In a multi-site, collaborative project involving as many as 100 patients, Thothathiri’s team will employ cutting-edge cognitive neuroscience and experimental psychology techniques. They will map brain activity with EEGs and functional MRIs. And they will employ eye-tracking technology to collect moment-to-moment information on how their subjects interpret language. “Our eyes move in accordance with what our brain is thinking,” Thothathiri explained.
Graduate student Maria Braiuca demonstrates eye-tracking technology that charts which image patients are viewing in response to verbal cues.

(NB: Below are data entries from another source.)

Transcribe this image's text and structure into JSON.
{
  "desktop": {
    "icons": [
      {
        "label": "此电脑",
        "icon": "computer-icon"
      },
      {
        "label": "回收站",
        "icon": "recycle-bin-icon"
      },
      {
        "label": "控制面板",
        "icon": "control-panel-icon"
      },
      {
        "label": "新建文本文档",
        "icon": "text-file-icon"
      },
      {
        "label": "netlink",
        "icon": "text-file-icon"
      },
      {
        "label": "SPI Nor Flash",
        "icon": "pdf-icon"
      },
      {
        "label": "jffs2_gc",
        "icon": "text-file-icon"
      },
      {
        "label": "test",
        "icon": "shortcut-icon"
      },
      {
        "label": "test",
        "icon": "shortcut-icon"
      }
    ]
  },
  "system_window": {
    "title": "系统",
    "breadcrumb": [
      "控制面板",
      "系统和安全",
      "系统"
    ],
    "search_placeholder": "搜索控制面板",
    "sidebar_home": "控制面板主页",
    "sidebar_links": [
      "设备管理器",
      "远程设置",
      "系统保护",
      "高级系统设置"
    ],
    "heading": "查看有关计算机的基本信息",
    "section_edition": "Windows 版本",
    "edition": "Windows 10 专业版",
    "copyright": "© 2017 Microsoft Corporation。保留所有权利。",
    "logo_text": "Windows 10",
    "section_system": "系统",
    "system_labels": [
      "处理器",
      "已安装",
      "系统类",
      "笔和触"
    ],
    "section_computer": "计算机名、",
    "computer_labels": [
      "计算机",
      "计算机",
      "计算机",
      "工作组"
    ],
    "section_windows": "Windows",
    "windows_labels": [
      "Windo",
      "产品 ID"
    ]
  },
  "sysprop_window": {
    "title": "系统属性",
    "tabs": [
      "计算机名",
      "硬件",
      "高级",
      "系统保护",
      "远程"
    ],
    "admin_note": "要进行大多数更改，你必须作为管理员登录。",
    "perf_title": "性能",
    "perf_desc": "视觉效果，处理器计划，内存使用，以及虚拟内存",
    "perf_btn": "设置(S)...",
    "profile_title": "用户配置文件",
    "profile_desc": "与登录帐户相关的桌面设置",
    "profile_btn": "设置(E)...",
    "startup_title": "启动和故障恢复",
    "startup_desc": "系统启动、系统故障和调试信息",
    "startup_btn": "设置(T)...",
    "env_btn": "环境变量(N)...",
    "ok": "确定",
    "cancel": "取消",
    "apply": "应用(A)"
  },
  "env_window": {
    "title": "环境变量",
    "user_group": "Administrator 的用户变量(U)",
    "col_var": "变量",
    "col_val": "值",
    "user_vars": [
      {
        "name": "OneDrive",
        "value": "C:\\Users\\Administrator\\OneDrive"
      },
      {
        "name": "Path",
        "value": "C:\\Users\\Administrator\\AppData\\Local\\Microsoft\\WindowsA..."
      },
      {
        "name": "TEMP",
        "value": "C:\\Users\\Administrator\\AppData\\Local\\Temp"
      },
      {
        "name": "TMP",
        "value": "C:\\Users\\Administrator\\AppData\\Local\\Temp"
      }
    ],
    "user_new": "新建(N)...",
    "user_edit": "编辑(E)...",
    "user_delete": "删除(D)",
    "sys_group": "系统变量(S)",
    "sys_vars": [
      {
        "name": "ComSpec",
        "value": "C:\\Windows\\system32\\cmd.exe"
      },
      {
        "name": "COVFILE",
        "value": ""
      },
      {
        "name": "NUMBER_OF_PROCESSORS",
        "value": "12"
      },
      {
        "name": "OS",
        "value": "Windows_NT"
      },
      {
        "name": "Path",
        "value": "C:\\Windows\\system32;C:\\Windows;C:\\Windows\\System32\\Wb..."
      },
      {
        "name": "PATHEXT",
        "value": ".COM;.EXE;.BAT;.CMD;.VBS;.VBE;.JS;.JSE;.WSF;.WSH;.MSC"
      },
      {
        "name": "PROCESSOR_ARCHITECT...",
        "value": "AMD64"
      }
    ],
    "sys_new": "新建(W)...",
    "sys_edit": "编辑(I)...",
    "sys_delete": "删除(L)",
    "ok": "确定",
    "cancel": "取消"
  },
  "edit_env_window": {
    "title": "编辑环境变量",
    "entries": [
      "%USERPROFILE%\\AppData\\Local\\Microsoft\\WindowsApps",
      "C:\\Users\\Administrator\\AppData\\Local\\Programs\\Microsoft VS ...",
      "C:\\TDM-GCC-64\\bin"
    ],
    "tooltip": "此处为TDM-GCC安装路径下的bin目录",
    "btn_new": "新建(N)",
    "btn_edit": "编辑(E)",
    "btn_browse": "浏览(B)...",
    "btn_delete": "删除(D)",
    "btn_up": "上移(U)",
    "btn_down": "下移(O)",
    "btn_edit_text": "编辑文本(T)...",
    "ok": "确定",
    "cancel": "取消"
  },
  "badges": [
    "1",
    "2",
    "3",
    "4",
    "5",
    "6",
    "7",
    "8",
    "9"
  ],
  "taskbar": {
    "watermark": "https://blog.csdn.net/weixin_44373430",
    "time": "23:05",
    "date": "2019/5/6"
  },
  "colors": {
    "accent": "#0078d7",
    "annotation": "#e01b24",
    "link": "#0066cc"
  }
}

First-year graduate student Maria Braiuca designed an exercise to follow eye movement as people are asked to choose pictures that correspond to sample sentences. “One picture matches the sentence exactly and the other picture is the exact reversal,” she said. “We can see where they are looking on the screen” as the brain weighs a decision. As part of the project, Kasey Lerner, a senior majoring in speech, language, and hearing sciences, is putting together tests of patients’ broader abilities, including short-term memory and decision making.
For both students, the study will provide their first clinical opportunity to work directly with people with aphasia. “I think one of the most important components of working with them is the establishment of a strong patient-clinician rapport,” Lerner said. Indeed, Thothathiri emphasizes that her students must show empathy and patience with their subjects, and she reminds them that aphasia is not a mental impairment. “Just because they cannot tell you what their thoughts are, don’t assume they don’t have clear and concise thoughts,” she said. “They just can’t put them into words.”